Il la suivit de mauvaise grâce, contractant ses muscles, les yeux braqués sur la fenêtre aux volets mi-clos où il craignait que n’apparût l’impérieux visage. Des défenses de toute nature qui lui étaient faites, celle de sortir avec sa mère était la plus stricte. Et il venait de recevoir une telle correction qu’il en avait encore la chair toute brûlante. Denise, que déchirait le violent combat qui se livrait à cet instant dans l’âme de son fils, essaya par des promesses d’en briser l’action.

— Nous passerons devant la boutique aux sucres d’orge et je t’achèterai le plus joli ! dit-elle en s’efforçant d’assurer sa voix qu’une poignante émotion faisait trembler.

Il secoua la tête et repartit :

— Pourvu que Mademoiselle ne me cherche pas !

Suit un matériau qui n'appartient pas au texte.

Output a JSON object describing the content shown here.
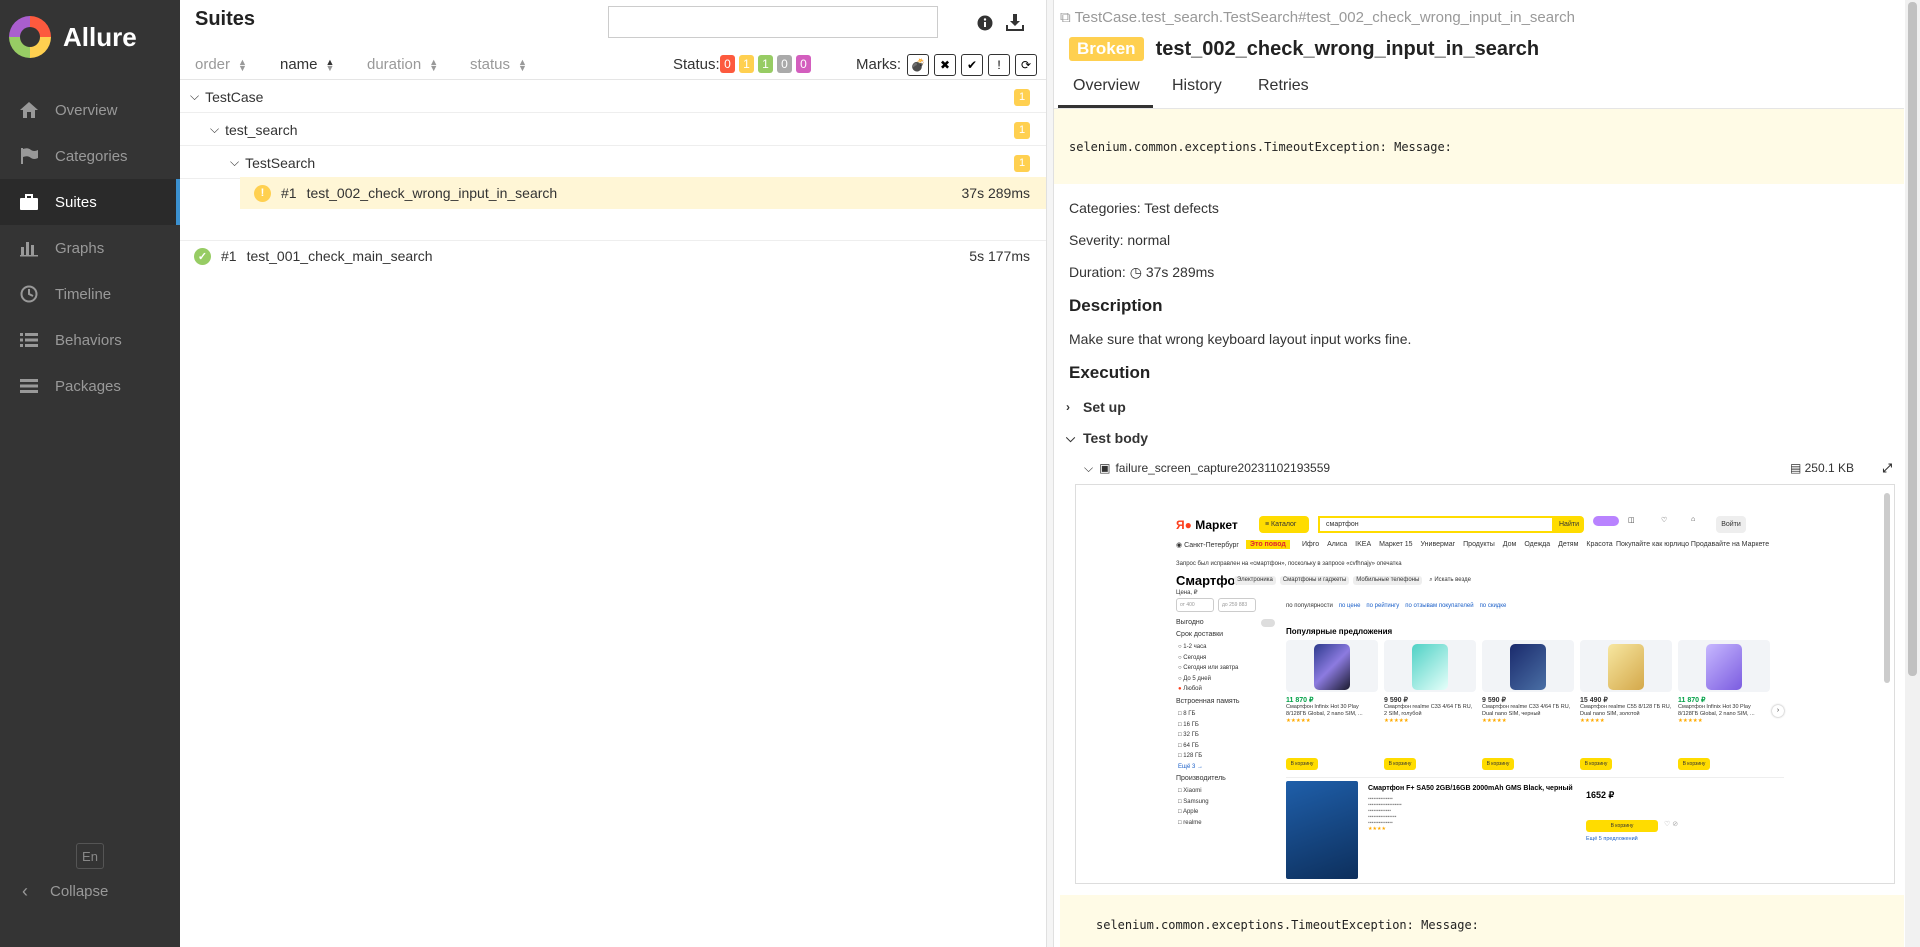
{
  "app": {
    "name": "Allure"
  },
  "sidebar": {
    "items": [
      {
        "label": "Overview",
        "icon": "home-icon"
      },
      {
        "label": "Categories",
        "icon": "flag-icon"
      },
      {
        "label": "Suites",
        "icon": "briefcase-icon",
        "active": true
      },
      {
        "label": "Graphs",
        "icon": "bar-chart-icon"
      },
      {
        "label": "Timeline",
        "icon": "clock-icon"
      },
      {
        "label": "Behaviors",
        "icon": "list-icon"
      },
      {
        "label": "Packages",
        "icon": "list-icon"
      }
    ],
    "lang": "En",
    "collapse": "Collapse"
  },
  "suites": {
    "title": "Suites",
    "search_placeholder": "",
    "sort": {
      "order": "order",
      "name": "name",
      "duration": "duration",
      "status": "status"
    },
    "status_label": "Status:",
    "status_counts": [
      {
        "value": "0",
        "color": "#fd5a3e"
      },
      {
        "value": "1",
        "color": "#ffd050"
      },
      {
        "value": "1",
        "color": "#97cc64"
      },
      {
        "value": "0",
        "color": "#aaaaaa"
      },
      {
        "value": "0",
        "color": "#d35ebe"
      }
    ],
    "marks_label": "Marks:",
    "tree": {
      "root": {
        "name": "TestCase",
        "count": "1"
      },
      "child": {
        "name": "test_search",
        "count": "1"
      },
      "grandchild": {
        "name": "TestSearch",
        "count": "1"
      },
      "broken_test": {
        "index": "#1",
        "name": "test_002_check_wrong_input_in_search",
        "duration": "37s 289ms"
      },
      "passed_test": {
        "index": "#1",
        "name": "test_001_check_main_search",
        "duration": "5s 177ms"
      }
    }
  },
  "detail": {
    "breadcrumb": "TestCase.test_search.TestSearch#test_002_check_wrong_input_in_search",
    "status": "Broken",
    "title": "test_002_check_wrong_input_in_search",
    "tabs": [
      "Overview",
      "History",
      "Retries"
    ],
    "message": "selenium.common.exceptions.TimeoutException: Message:",
    "categories": "Categories: Test defects",
    "severity": "Severity: normal",
    "duration_label": "Duration:",
    "duration": "37s 289ms",
    "description_heading": "Description",
    "description": "Make sure that wrong keyboard layout input works fine.",
    "execution_heading": "Execution",
    "setup": "Set up",
    "test_body": "Test body",
    "attachment": {
      "name": "failure_screen_capture20231102193559",
      "size": "250.1 KB"
    },
    "message2": "selenium.common.exceptions.TimeoutException: Message:"
  },
  "screenshot": {
    "logo": "Маркет",
    "catalog": "Каталог",
    "search_value": "смартфон",
    "search_button": "Найти",
    "login": "Войти",
    "city": "Санкт-Петербург",
    "promo": "Это повод",
    "nav_links": [
      "Ифго",
      "Алиса",
      "IKEA",
      "Маркет 15",
      "Универмаг",
      "Продукты",
      "Дом",
      "Одежда",
      "Детям",
      "Красота"
    ],
    "right_links": "Покупайте как юрлицо   Продавайте на Маркете",
    "query_note": "Запрос был исправлен на «смартфон», поскольку в запросе «cvfhnajy» опечатка",
    "heading": "Смартфон",
    "chips": [
      "Электроника",
      "Смартфоны и гаджеты",
      "Мобильные телефоны"
    ],
    "search_in": "Искать везде",
    "sort_links": [
      "по популярности",
      "по цене",
      "по рейтингу",
      "по отзывам покупателей",
      "по скидке"
    ],
    "price_label": "Цена, ₽",
    "price_from": "от 400",
    "price_to": "до 259 883",
    "profitable": "Выгодно",
    "delivery_label": "Срок доставки",
    "delivery": [
      "1-2 часа",
      "Сегодня",
      "Сегодня или завтра",
      "До 5 дней",
      "Любой"
    ],
    "memory_label": "Встроенная память",
    "memory": [
      "8 ГБ",
      "16 ГБ",
      "32 ГБ",
      "64 ГБ",
      "128 ГБ"
    ],
    "more": "Ещё 3 →",
    "maker_label": "Производитель",
    "makers": [
      "Xiaomi",
      "Samsung",
      "Apple",
      "realme"
    ],
    "popular": "Популярные предложения",
    "cards": [
      {
        "price": "11 870 ₽",
        "name": "Смартфон Infinix Hot 30 Play 8/128ГБ Global, 2 nano SIM, ..."
      },
      {
        "price": "9 590 ₽",
        "name": "Смартфон realme C33 4/64 ГБ RU, 2 SIM, голубой"
      },
      {
        "price": "9 590 ₽",
        "name": "Смартфон realme C33 4/64 ГБ RU, Dual nano SIM, черный"
      },
      {
        "price": "15 490 ₽",
        "name": "Смартфон realme C55 8/128 ГБ RU, Dual nano SIM, золотой"
      },
      {
        "price": "11 870 ₽",
        "name": "Смартфон Infinix Hot 30 Play 8/128ГБ Global, 2 nano SIM, ..."
      }
    ],
    "to_cart": "В корзину",
    "listing_title": "Смартфон F+ SA50 2GB/16GB 2000mAh GMS Black, черный",
    "listing_price": "1652 ₽",
    "listing_more": "Ещё 5 предложений"
  }
}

— Tu as donc bien peur d’elle ?

— Oh ! oui, dit Claude.

La grande route piquait droit, blanche de soleil, vers les premières maisons du village de Luynes en-deçà desquelles une arche de briques l’enjambait. Une voie étroite et poussiéreuse courait sur sa gauche. C’était celle du tramway d’Aix à Marseille. De l’embouchure du sentier qu’ils avaient suivi, la station n’était guère éloignée que de cinq cents mètres. Denise fut prise de peur, au sortir de l’ombre, en s’engageant sur cette route nue, complètement déserte, où elle était facile à voir et à rattraper. Le sac de toile, que cependant elle emportait toujours dans ses courses, lui semblait un indice compromettant. Et maintenant qu’elle se croyait à demi sauvée, elle n’avait plus sur ses nerfs assez d’empire pour modérer son impatience et régler son pas. Obligé pour la suivre de courir presque, Claude levait parfois vers elle des yeux étonnés et toujours la surprenait le visage tendu. Sa main gauche lui faisait mal tant elle la serrait. Comme aspiré par le sillage du corps impétueux, il cédait au vertige de cette vitesse que l’humeur despotique de sa gouvernante l’avait habitué à subir quand elle le ramenait à la maison mécontente de lui, mais ne pouvait comprendre et n’admettait pas qu’il lui fût imposé par sa mère.

Dans la rue du village, devant une boutique, il essaya de ralentir la marche irritante.